The test labels can now be found under the Files tab in the Participate section.

Please note the extended system submission deadline (July 27nd, 2019) and the extended paper deadline (August 7th, 2019)

Results for the test-phase are available here.

Please note that we still accept system description papers which have systems submitted in the post-evaluation phase. These system submissions will be clearly distinguished from systems submitted in the test-phase and the paper should clearly indicate that the results were produced after the final submission deadline.

Hierarchical multi-label classification (HMC) of Blurbs is the task of classifying multiple labels for a short descriptive text, where each label is part of an underlying hierarchy of categories. The increasing amount of available digital documents and the need for more and finer grained categories calls for a new, more robust and sophisticated text classification methods. Large datasets often incorporate a hierarchy for which can be used to categorize information of documents on different levels of specificity. The traditional multi-class text classifcation approach is thoroughly researched, however, with the increase of available data and the necessity of more specific hierarchies and since traditional approaches fail to generalize adequately, the need for more robust and sophisticated classification methods increases.

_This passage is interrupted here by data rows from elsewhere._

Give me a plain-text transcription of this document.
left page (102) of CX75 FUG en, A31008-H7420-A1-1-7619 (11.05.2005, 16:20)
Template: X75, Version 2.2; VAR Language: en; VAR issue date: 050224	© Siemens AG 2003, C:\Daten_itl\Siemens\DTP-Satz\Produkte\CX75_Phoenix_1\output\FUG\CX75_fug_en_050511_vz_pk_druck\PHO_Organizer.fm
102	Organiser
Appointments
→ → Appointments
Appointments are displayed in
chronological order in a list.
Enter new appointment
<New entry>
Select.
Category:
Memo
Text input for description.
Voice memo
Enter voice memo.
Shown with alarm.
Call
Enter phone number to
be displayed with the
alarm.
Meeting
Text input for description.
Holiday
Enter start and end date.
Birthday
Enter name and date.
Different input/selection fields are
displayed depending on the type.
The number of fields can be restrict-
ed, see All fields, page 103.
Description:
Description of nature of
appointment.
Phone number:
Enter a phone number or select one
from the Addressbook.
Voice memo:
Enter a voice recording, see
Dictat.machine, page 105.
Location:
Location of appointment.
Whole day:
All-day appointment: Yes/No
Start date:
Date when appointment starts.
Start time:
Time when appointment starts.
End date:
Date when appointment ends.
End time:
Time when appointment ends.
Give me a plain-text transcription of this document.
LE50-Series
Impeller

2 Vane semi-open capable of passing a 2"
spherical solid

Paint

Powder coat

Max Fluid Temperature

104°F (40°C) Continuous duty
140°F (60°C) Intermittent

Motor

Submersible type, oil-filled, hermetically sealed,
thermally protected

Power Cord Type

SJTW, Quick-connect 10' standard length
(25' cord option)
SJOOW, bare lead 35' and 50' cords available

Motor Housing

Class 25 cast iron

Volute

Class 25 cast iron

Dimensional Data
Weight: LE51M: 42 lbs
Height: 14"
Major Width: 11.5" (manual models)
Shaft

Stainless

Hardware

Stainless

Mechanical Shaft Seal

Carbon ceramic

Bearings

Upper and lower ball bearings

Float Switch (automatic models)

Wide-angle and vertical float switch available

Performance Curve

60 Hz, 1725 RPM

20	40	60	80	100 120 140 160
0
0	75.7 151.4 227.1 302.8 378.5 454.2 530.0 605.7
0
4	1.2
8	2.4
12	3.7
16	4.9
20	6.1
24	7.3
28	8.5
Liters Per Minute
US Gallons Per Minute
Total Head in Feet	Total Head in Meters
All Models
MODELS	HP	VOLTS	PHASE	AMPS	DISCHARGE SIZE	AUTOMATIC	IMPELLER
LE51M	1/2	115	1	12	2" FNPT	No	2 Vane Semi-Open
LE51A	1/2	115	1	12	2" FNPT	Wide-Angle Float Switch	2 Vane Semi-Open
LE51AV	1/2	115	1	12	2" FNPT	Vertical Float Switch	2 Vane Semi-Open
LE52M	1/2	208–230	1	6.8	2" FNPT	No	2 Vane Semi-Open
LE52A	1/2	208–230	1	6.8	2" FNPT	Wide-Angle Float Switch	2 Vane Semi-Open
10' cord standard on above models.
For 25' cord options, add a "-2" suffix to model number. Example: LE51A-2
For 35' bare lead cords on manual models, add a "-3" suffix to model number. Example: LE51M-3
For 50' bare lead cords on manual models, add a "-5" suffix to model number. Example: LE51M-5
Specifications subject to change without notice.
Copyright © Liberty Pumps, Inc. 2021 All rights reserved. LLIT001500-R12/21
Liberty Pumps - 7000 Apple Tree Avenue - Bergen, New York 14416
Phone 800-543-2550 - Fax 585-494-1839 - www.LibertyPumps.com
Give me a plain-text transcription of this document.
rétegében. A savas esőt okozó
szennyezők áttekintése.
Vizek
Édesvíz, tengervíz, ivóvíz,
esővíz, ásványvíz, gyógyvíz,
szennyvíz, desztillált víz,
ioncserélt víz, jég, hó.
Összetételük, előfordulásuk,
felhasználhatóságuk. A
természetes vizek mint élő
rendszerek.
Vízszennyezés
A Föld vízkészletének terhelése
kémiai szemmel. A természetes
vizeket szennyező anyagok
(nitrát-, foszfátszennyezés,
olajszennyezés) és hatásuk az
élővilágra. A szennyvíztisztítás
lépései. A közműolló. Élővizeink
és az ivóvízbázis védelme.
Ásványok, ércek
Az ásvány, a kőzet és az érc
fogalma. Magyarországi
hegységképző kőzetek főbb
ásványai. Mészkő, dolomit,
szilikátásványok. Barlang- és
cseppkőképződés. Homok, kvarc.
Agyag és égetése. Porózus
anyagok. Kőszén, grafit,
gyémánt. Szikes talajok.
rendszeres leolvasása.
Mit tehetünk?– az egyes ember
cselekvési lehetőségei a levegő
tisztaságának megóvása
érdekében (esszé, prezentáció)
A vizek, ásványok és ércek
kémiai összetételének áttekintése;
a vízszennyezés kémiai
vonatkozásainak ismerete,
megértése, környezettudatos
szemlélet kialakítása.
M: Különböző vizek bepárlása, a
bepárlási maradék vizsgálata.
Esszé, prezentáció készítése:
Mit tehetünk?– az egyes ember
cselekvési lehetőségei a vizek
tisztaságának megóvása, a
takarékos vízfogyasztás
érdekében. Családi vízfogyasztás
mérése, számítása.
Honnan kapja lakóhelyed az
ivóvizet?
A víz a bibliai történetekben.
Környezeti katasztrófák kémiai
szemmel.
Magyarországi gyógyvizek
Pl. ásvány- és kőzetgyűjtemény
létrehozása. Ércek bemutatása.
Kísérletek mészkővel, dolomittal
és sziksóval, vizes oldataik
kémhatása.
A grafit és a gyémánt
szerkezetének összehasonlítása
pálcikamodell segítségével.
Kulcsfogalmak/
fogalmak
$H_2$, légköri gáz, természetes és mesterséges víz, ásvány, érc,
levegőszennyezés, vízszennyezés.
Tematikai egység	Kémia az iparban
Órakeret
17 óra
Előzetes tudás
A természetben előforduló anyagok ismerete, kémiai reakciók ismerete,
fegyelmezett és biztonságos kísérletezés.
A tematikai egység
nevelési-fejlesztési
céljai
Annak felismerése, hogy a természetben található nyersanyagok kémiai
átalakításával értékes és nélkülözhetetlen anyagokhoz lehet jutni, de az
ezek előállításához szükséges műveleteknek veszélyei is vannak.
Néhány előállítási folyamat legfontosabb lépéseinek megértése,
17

With this task we aim to foster research within this context. This task is focusing on classifying German books into their respective hierarchically structured writing genres using short advertisement texts (Blurbs) and further meta information such as author, page number, release date, etc.

GermEval is a series of shared task evaluation campaigns that focus on Natural Language Processing for the German language. The workshop of this shared task will be held in conjunction with the Conference on Natural Language Processing KONVENS 2019 in Erlangen/Nürnberg

Submission Rules

System submissions are done in teams. There is no restriction on the number of people in a team. However, keep into consideration that a participant is allowed to be in multiple teams, so splitting up into teams with overlapping members is a possibility. Every participating team is allowed to submit 3 different systems to the competition. For submission in the final evaluation phase, it is necessary for every team to name their submission (.zip and the actual submission .txt file) in the form "[Teamname]__[Systemname]" (note the two underscores!). E.g. your submission could look like
	+-- Funtastic4__SVM_NAIVEBAYES_ensemble1.txt

We also ask you to put exactly this name into the description before submitting your system. This identification method is needed to correctly associate each submitted system with its description paper. Thus, please make sure to write the name exactly as it will appear in your description paper (i.e. case sensitive). If your submission does not follow these rules it might not be evaluated. The evaluation script has been adopted for a formality check.

Only the person who makes the submission is required to register for the competition. All team members need to be stated in the description paper of the submitted system. The last submission of a system will be used for the final evaluation. Participants will see whether the submission succeeds, however, there will be no feedback regarding the score. The leaderboard will thus be disabled during the test phase.

The evaluation script is provided with the data so that participants can still evaluate their own data splits. The takes two input parameters - the path for the input and for the output folder. The input folder must consist of two files: the output of the system, named with the scheme described above and the gold data, gold.txt . The output files will then be written into the output folder.

Evaluation Criteria

Classification systems will be listed on the leaderboard based on the micro-averaged F1-score, which is one of the most common metrics to evaluate multi-label as well as hierarchical classification tasks (Silla and Freitas, 2011). The detailed test report will additionally include micro recall, mico precision as well as the subset accuracy. The latter metric is being captured, as it measures how well labels are selected in relation to each other. All submissions should be formatted as shown below (submissions to both tasks) and written into a file, with the naming scheme as described above, and finally uploaded as a zipped file:


The label order is irrelevant. The scoring program handles the assigned labels as a set, duplicates are thus ignored. This is not an issue for the hierarchical task because every child has one parent which results in unambiguity.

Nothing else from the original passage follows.